While you control Joel, Ellie is the star and the reason to push on. It won't take long before you really immerse yourself in the story of these two trying to make do in a place that just wants to dissolve into nothingness. In this world, resources are few and vital. The game doles out the ability to craft new items at a smart pace and never makes you feel overly powerful, which makes the fear of death and the need to be cautious ever-present.
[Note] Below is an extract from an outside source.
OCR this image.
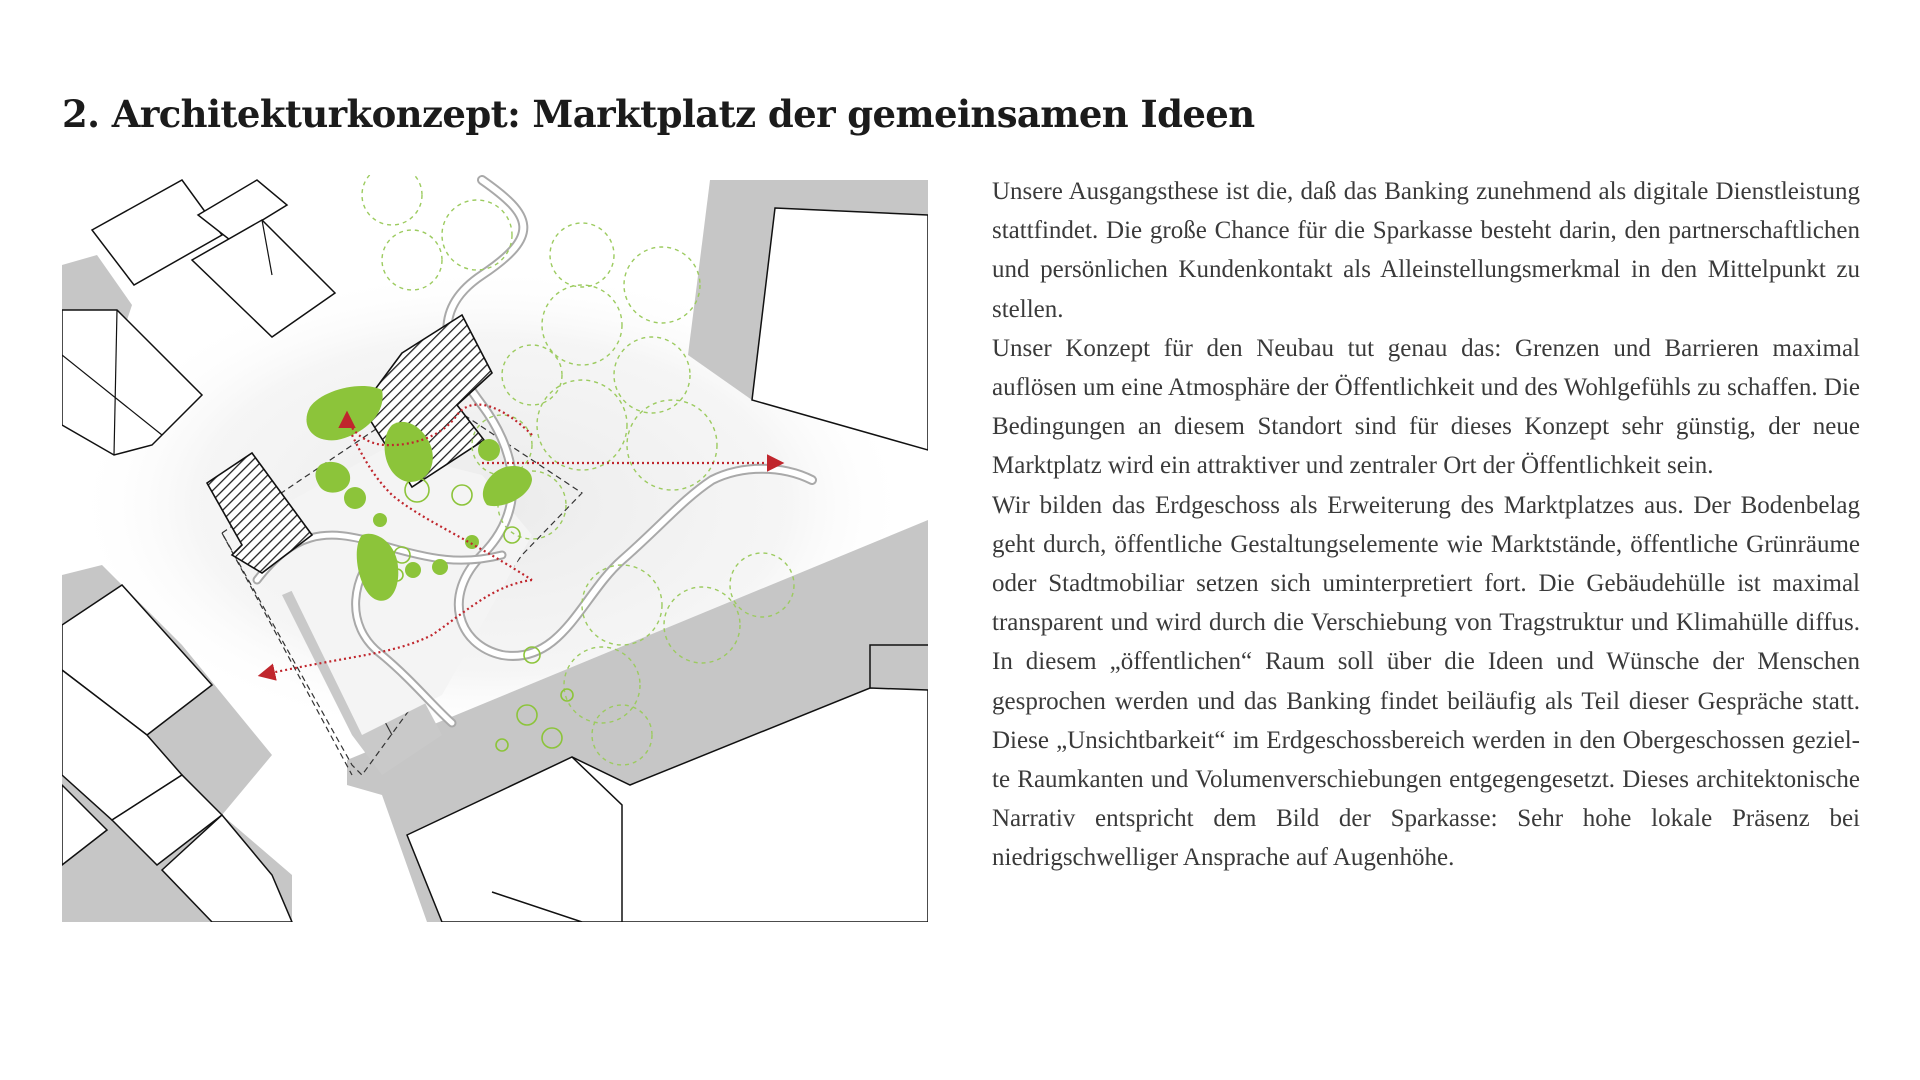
2. Architekturkonzept: Marktplatz der gemeinsamen Ideen

Unsere Ausgangsthese ist die, daß das Banking zunehmend als digitale Dienstleistung stattfindet. Die große Chance für die Sparkasse besteht darin, den partnerschaftlichen und persönlichen Kundenkontakt als Alleinstellungsmerkmal in den Mittelpunkt zu stellen.

Unser Konzept für den Neubau tut genau das: Grenzen und Barrieren maximal auflösen um eine Atmosphäre der Öffentlichkeit und des Wohlgefühls zu schaffen. Die Bedingungen an diesem Standort sind für dieses Konzept sehr günstig, der neue Marktplatz wird ein attraktiver und zentraler Ort der Öffentlichkeit sein.

Wir bilden das Erdgeschoss als Erweiterung des Marktplatzes aus. Der Bodenbelag geht durch, öffentliche Gestaltungselemente wie Marktstände, öffentliche Grünräume oder Stadtmobiliar setzen sich uminterpretiert fort. Die Gebäudehülle ist maximal transparent und wird durch die Verschiebung von Tragstruktur und Klimahülle diffus. In diesem „öffentlichen“ Raum soll über die Ideen und Wünsche der Menschen gesprochen werden und das Banking findet beiläufig als Teil dieser Gespräche statt. Diese „Unsichtbarkeit“ im Erdgeschossbereich werden in den Obergeschossen gezielte Raumkanten und Volumenverschiebungen entgegengesetzt. Dieses architektonische Narrativ entspricht dem Bild der Sparkasse: Sehr hohe lokale Präsenz bei niedrigschwelliger Ansprache auf Augenhöhe.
Not everything in "The Last of Us" works as it should, though. For a game so heavily reliant on stealth and strategic maneuvering through various spaces, the artificial intelligence governing Ellie and some enemies breaks down in dumb ways. Ellie will amble right past soldiers without them noticing, or she'll knock over a set of bottles that should otherwise alert the infected, who attack when they hear noise. You can sneak up and eliminate enemies quietly, but their comrades will step right over that dead body, seemingly unconcerned. These break the otherwise deeply immersive experience and remind you that this, well, is a game.
After finishing the story mode, make sure you spend time in the excellent online multiplayer. The small teams and continued focus on survival rather than traditional running and gunning equates to fantastic teamwork and satisfying gaming. In both multiplayer and story modes the visuals remain top-notch and the soundtrack knows when to kick into high gear or keep things mellow and allow the desolate towns and buildings to provide the audio, with chirping birds or creaky floors.
The game's hiccups can snap you out of your absorption into Joel and Ellie's adventures, but those moments are only occasional. I can think of few other games in the last couple of years in which you can lose yourself and feel emotionally attached to the outcome. "The Last of Us" earns a prominent place in any PS3 gamer's library.